RIQUALIFICAZIONE UMANA / URBANA
abbiamo chiesto ai nostri artisti una riflessione
sulla propria responsabilità rispetto alla necessità
di formare un nuovo pubblico attraverso nuove
pratiche e nuove estetiche.

In queste pagine vi invitiamo a partecipare a tale
riflessione, o semplicemente a lasciarci un vostro
ricordo (parole, immagini, video) se vi siete
imbattuti per caso in ALTO FEST.

A VOI LA PAROLA

venerdì 26 agosto 2011

Nuovo Pubblico Nuove Pratiche / Serena Gatti Azul Teatro

foto di Francesca Paciello

Serena Gatti

Nuovo pubblico nuove pratiche.
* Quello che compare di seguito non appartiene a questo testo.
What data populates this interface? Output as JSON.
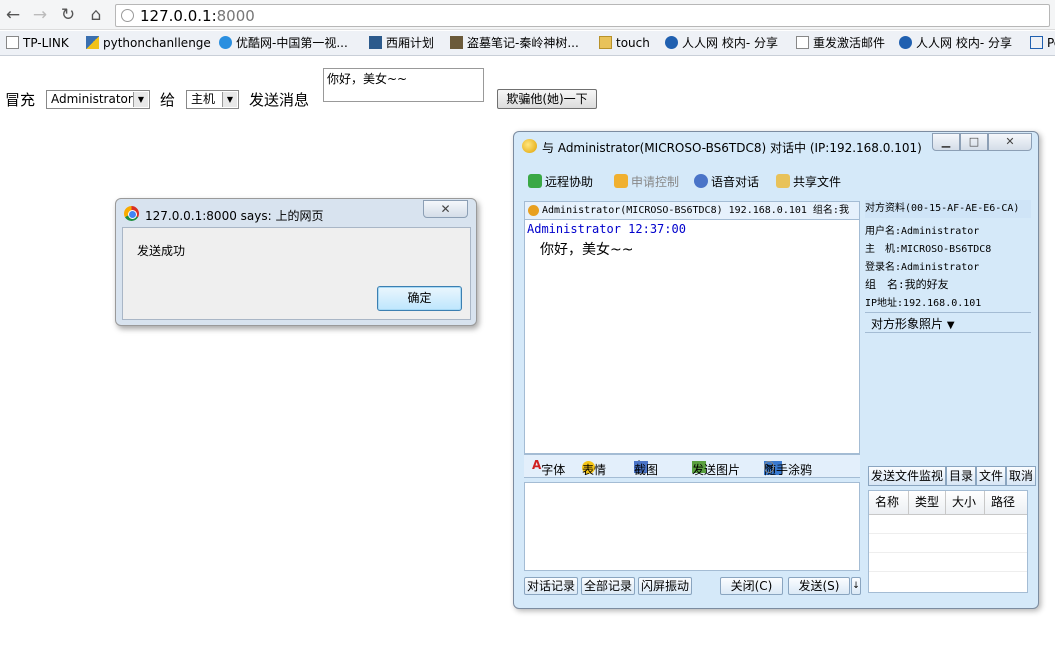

Qualche parola di contributo.
Non è il teatro che è necessario,
ma assolutamente qualcos'altro:
superare le frontiere fra me e te
per arrivare ad incontrarci,
per non perderci fra la folla,
né fra le parole,
né fra le dichiarazioni,
né fra idee graziosamente precisate.”

J. Grotowski

Arrivare ad incontrarci
L'arte dell'incontro. Un incontro con l'arte.
La lingua che parliamo è necessità. Diversi per origine, formazione, idee ed esperienze, i gruppi che si incontreranno ad Alto Fest condividono la necessità di fare teatro e danza - e di farlo secondo un'etica che difendono. Un progetto che non cerca di colonizzare i destini ma che
intreccia i percorsi: perché seguire la propria vocazione sia sempre più una pratica e una cultura diffusa, perché la cultura sia la capacità di riflettere sulle proprie scelte quotidiane. Le prime parole sono emergenza, amare e voler conoscere. Sono parole che organizzo sempre di nuovi significati. Cerco di pensare altre parole, mettere a fuoco delle immagini e un modo di pensare all'arte (e contemporaneamente all'essere) che sia fresco, rinato, rianimato, un pensiero contento, se i pensieri hanno emozioni. Mi piace la frase che dice “diventare autodidatti di libertà”. L'esperienza proposta da Altofest è al tempo stesso professionale e umana appena e si rifletterà sul modo di pensare allo spettacolo, diffondendo luce nuova sulla domanda sempre aperta di come fare teatro. Mi dico che si tratta di presentare se stessi, non rappresentare, non preoccuparsi di dare al pubblico quello di cui crediamo abbia bisogno ma dare le proprie certezze, i propri dubbi, i propri limiti. Il desiderio di trasformazione si esprime in una pratica di formazione continua e continuativa, obiettivo che offre seria validità al progetto. Col tempo e grazie al tempo possiamo trasformarci, iniziare a comprendere, a conoscere una disciplina, sviluppare le dinamiche del gruppo con cui lavoriamo, far crescere idee e potenzialità, rendere sempre più fruttuosi gli stimoli che riceviamo. Questo fa la differenza tra un vizio e la voglia sincera di seguire un cammino.
L'abbondanza di offerta induce come a una pigrizia, l'eccessiva stimolazione e i molti input che ci sono oggi dove abito rendono le persone curiose ma come già pregiudicate. Spesso già all'inizio di un'attività viene applicato il metro del giudizio a priori, senza realmente lasciarsi andare a viverla, assaporarla e correrne i rischi, atteggiamento che rende più facilmente stanchi e insoddisfatti. Le mie esperienze più significative sono avvenute quando ho incontrato il rispetto per il lavoro, una forte disciplina e serietà, la voglia di impegnarsi a fondo senza perdersi in chiacchiere o giudizi di forma, la competenza accompagnata da serenità e voglia di trasmettere. Il clima di lavoro non deve dare l'impressione che gli strumenti e le conoscenze acquisite siano un bene privato, ma al contrario un bene da studiare e praticare insieme, una risorsa di scambio e di dialogo. Tale disposizione d'animo rende possibile lavorare a più livelli, permettendo a una gamma molto varia di persone di partecipare alle esperienze. Altofest è un'esperienza “alta” perché difende la disposizione all'ascolto, all'apertura, a un respiro collettivo, a un palazzo, collettivo.